Multifidelity data hierarchy study for excitation energies shows promising results for application of machine learning methods

V. Vinod and P. Zaspel. Investigating Data Hierarchies in Multifidelity Machine Learning for Excitation EnergiesJ. Chem. Theory Comput, 21, 6, 3077–3091, 2025. DOI: 10.1021/acs.jctc.4c01491; also available as arXiv:2410.11392.

Multifidelity machine learning (MFML) has shown to reduce the time-cost of generating training data for machine learning (ML) models used in predicting quantum chemistry (QC) properties. MFML achieves this by using training data from different accuracies, or fidelities. In this work, Vivin Vinod and Peter Zaspel investigate the effect of the multifidelity data hierarchies on the model cost and accuracy. With a new error metric, the error contours of MFML, the work systematically studies the impact of the different fidelities on the overall model error. Based on this outcome, a new multifidelity approach, the Γ-curve is implemented and shown to be a highly efficient method resulting in low model error with as little as two training samples at the costliest fidelity.

Dataset of diverse quantum chemical properties to enable research and benchmarking of multifidelity machine learning models released!

VinoV. Vinod, and P. Zaspel. QeMFi: A Multifidelity Dataset of Quantum Chemical Properties of Diverse MoleculesSci Data 12, 202, 2025. DOI:https://doi.org/10.1038/s41597-024-04247-3; also available as arXiv:2406.14149.

V. Vinod and P. Zaspel. QeMFi: A Multifidelity Dataset of Quantum Chemical Properties of Diverse Molecules (1.1.0) [Data set]. Zenodo. 2024. https://zenodo.org/records/13925688.

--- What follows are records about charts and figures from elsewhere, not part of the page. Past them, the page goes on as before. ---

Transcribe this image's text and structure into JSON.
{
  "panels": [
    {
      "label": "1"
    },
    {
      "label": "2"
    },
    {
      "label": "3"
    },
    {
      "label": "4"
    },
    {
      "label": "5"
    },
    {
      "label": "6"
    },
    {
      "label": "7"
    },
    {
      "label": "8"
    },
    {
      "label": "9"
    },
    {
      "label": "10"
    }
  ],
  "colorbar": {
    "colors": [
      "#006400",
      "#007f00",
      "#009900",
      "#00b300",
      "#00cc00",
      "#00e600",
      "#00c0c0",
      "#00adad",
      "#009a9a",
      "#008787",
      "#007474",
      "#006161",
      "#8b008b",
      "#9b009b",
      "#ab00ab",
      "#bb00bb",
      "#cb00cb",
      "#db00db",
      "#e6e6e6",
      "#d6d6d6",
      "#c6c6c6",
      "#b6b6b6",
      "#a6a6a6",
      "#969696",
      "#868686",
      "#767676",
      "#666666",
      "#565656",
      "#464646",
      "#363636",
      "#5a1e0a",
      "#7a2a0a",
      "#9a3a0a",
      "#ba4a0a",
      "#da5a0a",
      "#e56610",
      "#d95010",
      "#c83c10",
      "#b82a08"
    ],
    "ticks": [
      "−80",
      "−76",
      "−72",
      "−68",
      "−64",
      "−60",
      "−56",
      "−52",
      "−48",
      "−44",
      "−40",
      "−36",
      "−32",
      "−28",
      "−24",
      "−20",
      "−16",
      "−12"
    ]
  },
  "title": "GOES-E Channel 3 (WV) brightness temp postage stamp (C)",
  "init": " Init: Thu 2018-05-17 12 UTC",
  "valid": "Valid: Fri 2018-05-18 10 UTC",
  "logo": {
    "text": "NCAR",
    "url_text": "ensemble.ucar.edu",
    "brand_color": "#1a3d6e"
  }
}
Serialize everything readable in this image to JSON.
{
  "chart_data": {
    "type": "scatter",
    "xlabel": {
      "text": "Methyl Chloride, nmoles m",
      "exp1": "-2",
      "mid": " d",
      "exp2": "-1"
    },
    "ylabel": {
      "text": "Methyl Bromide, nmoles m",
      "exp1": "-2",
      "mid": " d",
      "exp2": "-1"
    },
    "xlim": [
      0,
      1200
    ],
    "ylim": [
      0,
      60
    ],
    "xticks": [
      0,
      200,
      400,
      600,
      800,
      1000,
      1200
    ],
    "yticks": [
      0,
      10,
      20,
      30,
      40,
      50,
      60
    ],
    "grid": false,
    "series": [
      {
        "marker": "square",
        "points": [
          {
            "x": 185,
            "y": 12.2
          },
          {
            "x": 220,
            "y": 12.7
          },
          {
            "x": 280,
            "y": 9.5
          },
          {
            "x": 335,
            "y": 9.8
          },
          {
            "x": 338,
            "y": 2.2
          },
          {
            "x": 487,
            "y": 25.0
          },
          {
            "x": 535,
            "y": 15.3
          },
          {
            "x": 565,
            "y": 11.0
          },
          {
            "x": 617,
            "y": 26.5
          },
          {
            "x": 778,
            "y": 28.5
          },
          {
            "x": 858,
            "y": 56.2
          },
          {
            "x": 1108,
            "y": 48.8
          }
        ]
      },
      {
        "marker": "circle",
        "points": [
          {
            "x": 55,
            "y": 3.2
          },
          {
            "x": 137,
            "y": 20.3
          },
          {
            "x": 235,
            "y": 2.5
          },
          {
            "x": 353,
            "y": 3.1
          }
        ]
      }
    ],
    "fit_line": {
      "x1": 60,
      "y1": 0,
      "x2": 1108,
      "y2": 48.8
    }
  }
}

With research booming in the field of multifidelity methods for Quantum Chemistry (QC), it becomes important to benchmark the various methods in interest of meaningful comparison of the models. This allows for expedited research by setting standards which subsequent research assess with their own methodological developments. In interest of such a uniform comparison, the Quantum chemistry MultiFidelity (QeMFi) dataset was distributed to the community on an open source CC-BY-4.0 license. Containing 135k geometries of diverse and chemically complex molecules taken from the WS22 database, the QeMFi datatset contains QC properties ranging from excitation energies to molecular dipole moments. For each property, five fidelities of properties are provided with DFT accuracy. The fidelities themselves are formed on the basis set choice. This dataset is a major step in the direction of research and development of multifidelity machine learning methods for QC.

The authors of this work are Vivin Vinod and Peter Zaspel.